Existe uma lenda que diz que Enzo não tinha a quantidade necessária para homologar o carro, que eram 100 unidades. Sendo assim, chamou os funcionários da FIA para sua fábrica em Maranello, abriu um galpão e os fiscais contaram uma quantidade que dava menos do que o necessário. Porém, Enzo prometeu que tinha mais carros em outro galpão.  Ele bebeu mais um café e disse que depois iam conferir os outros carros. Nesse tempo, os funcionários da Ferrari teriam mudado os mesmos carros para outro galpão. Os funcionários da FIA contaram os mesmos carros sem perceber, com a 250 GTO conseguindo a homologação. 

É uma história doida e, até de certo ponto, divertida, mas infelizmente a realidade foi bem mais sem graça. A Ferrari não precisou homologar a GTO como nova, mas sim como a homologação da 250 GT SWB, um carro de 1960 que já estava homologado. Dessa forma, as 26 unidades do novo carro passaram tranquilamente pela homologação da FIA para entrar na classe 3.0 GT, que eram para carros de produção com motores de até 3.0 litros (3000 cc). 

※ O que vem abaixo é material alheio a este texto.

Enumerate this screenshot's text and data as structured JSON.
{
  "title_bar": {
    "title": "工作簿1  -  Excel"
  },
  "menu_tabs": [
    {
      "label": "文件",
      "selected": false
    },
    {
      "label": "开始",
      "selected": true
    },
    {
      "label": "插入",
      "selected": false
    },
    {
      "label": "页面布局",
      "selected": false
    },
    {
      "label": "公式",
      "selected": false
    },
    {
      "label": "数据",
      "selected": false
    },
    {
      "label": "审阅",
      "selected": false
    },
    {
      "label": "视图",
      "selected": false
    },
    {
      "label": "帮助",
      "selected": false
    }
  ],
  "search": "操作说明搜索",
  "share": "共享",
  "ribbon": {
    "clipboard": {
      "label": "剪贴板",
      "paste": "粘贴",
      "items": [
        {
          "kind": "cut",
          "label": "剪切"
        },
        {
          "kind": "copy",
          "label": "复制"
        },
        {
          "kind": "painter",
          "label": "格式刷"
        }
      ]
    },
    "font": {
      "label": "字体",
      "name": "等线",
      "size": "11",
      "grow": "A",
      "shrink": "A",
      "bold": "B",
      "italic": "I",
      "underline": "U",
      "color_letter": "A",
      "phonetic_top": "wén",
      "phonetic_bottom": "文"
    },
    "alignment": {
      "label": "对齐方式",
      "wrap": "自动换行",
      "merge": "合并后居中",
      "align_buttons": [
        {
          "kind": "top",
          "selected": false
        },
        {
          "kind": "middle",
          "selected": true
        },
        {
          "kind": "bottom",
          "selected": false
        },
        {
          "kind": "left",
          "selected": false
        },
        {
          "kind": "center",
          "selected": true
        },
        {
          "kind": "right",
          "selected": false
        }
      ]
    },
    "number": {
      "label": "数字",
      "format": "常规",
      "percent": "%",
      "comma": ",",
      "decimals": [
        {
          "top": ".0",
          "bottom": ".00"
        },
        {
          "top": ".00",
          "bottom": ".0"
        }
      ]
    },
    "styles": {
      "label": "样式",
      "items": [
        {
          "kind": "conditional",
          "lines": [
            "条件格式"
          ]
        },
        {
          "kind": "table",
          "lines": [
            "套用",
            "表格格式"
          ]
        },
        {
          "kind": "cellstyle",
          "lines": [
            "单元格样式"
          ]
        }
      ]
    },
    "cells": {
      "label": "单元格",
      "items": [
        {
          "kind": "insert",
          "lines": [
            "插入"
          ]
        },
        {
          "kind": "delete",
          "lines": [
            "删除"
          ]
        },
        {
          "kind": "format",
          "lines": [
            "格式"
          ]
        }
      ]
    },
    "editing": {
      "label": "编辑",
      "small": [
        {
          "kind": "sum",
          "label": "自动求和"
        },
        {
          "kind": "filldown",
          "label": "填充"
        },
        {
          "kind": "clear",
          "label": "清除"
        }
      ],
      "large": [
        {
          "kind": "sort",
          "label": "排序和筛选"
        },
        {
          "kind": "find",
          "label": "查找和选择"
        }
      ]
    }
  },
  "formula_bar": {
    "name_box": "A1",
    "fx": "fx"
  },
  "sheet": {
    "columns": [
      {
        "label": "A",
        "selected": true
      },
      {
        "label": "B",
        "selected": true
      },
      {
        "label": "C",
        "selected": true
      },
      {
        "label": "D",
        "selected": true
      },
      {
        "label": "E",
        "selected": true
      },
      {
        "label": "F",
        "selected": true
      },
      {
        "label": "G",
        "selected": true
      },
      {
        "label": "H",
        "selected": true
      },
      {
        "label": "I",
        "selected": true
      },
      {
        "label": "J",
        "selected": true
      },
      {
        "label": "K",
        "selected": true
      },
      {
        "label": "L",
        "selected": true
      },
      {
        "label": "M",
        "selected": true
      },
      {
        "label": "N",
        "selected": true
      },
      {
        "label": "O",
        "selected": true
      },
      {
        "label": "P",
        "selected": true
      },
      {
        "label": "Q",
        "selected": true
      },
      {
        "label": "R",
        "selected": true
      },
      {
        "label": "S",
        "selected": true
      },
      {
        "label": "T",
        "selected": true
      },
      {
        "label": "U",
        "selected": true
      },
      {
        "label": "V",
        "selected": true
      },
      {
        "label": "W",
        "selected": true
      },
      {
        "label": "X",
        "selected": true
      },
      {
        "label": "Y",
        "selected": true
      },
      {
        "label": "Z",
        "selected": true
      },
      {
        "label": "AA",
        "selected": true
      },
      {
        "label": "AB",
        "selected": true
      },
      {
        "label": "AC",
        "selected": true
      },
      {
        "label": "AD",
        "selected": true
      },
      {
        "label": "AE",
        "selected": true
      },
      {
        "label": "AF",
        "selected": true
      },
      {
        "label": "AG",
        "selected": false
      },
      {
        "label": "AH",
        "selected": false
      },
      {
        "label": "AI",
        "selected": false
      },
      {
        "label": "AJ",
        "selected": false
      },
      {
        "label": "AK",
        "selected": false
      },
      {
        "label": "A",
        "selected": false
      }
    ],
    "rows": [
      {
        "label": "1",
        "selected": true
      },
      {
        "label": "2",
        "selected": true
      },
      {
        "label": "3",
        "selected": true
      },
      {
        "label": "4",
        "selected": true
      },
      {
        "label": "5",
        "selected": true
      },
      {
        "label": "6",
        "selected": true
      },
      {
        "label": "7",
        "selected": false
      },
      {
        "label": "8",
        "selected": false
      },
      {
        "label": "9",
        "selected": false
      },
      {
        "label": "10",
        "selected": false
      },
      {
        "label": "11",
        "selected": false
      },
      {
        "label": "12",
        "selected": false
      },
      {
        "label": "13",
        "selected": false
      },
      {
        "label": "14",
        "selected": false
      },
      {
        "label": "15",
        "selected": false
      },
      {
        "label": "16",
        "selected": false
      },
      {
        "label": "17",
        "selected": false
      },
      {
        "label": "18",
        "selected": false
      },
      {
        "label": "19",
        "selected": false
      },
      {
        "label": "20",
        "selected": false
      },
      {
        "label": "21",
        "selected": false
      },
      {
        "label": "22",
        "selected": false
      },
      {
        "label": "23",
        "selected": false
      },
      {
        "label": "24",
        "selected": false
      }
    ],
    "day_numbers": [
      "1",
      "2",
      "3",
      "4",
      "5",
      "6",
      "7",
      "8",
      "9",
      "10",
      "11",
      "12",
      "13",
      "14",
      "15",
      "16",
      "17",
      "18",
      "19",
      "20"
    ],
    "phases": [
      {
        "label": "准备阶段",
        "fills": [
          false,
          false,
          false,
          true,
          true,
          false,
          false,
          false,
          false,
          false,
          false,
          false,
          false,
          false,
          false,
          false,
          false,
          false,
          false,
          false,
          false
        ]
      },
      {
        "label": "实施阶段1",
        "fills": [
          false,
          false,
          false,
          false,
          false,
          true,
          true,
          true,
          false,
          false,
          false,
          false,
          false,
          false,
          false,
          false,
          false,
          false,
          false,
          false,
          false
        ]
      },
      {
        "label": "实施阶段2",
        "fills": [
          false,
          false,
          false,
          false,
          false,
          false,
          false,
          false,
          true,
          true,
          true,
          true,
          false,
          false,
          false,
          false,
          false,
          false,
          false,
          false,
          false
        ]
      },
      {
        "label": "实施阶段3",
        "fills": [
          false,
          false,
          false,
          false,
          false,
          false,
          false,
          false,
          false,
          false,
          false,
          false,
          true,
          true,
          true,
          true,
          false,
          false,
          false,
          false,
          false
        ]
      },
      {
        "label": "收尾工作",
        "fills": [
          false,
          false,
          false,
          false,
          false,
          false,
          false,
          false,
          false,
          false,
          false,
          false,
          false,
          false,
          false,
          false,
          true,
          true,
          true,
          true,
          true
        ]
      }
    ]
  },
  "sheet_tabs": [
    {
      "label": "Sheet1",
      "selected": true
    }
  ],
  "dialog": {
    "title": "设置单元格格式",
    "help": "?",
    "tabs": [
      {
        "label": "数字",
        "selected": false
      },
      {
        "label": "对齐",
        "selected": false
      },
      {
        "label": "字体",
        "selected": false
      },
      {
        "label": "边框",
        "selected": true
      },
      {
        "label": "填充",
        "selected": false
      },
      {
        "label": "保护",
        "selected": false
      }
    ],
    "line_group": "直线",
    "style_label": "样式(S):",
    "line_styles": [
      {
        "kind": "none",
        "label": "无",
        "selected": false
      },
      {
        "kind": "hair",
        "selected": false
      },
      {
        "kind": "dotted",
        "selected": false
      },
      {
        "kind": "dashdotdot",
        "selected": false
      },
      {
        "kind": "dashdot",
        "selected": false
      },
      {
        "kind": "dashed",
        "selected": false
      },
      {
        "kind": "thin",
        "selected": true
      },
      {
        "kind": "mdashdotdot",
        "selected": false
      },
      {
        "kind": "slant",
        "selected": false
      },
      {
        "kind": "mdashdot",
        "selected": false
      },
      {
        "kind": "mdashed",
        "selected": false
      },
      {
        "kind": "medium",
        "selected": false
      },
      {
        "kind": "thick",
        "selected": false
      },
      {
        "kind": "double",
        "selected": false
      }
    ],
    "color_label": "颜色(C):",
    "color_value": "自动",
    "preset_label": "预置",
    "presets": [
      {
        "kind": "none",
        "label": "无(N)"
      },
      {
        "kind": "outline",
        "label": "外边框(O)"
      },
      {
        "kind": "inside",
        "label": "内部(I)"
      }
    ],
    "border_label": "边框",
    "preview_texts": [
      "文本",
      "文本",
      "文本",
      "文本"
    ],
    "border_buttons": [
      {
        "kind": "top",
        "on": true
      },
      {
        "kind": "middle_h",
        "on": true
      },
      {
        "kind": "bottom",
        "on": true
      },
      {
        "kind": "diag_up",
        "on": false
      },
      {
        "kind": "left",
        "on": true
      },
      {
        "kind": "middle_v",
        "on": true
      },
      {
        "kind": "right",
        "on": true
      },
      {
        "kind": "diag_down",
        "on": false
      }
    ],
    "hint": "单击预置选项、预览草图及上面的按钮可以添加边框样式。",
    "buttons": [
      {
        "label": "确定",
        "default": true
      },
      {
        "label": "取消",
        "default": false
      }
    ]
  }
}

Cabe lembrar que a Ferrari na época não era a montadora rica de hoje. Os ganhos vinham da venda de carros e quase tudo era gasto com as corridas, o que fazia ela não ter condições de fazer 100 unidades de um único modelo. Além disso, Enzo Ferrari usava o fato da Ferrari fazer poucas unidades como marketing.

Em 1963, a Ferrari conquistou a vitória em Le Mans com a Ferrari 250P, um protótipo, o primeiro carro com motor traseiro a vencer a corrida. A equipe liderada pelo projetista Mauro Forghieri agora tinha um desafio: colocar a mesma ideia do motor traseiro 3.0 V12 em um carro GT, que seria chamado de 250 LM, que por sua vez parecia mais com a Ferrari 250P do que com a linha 250 GT.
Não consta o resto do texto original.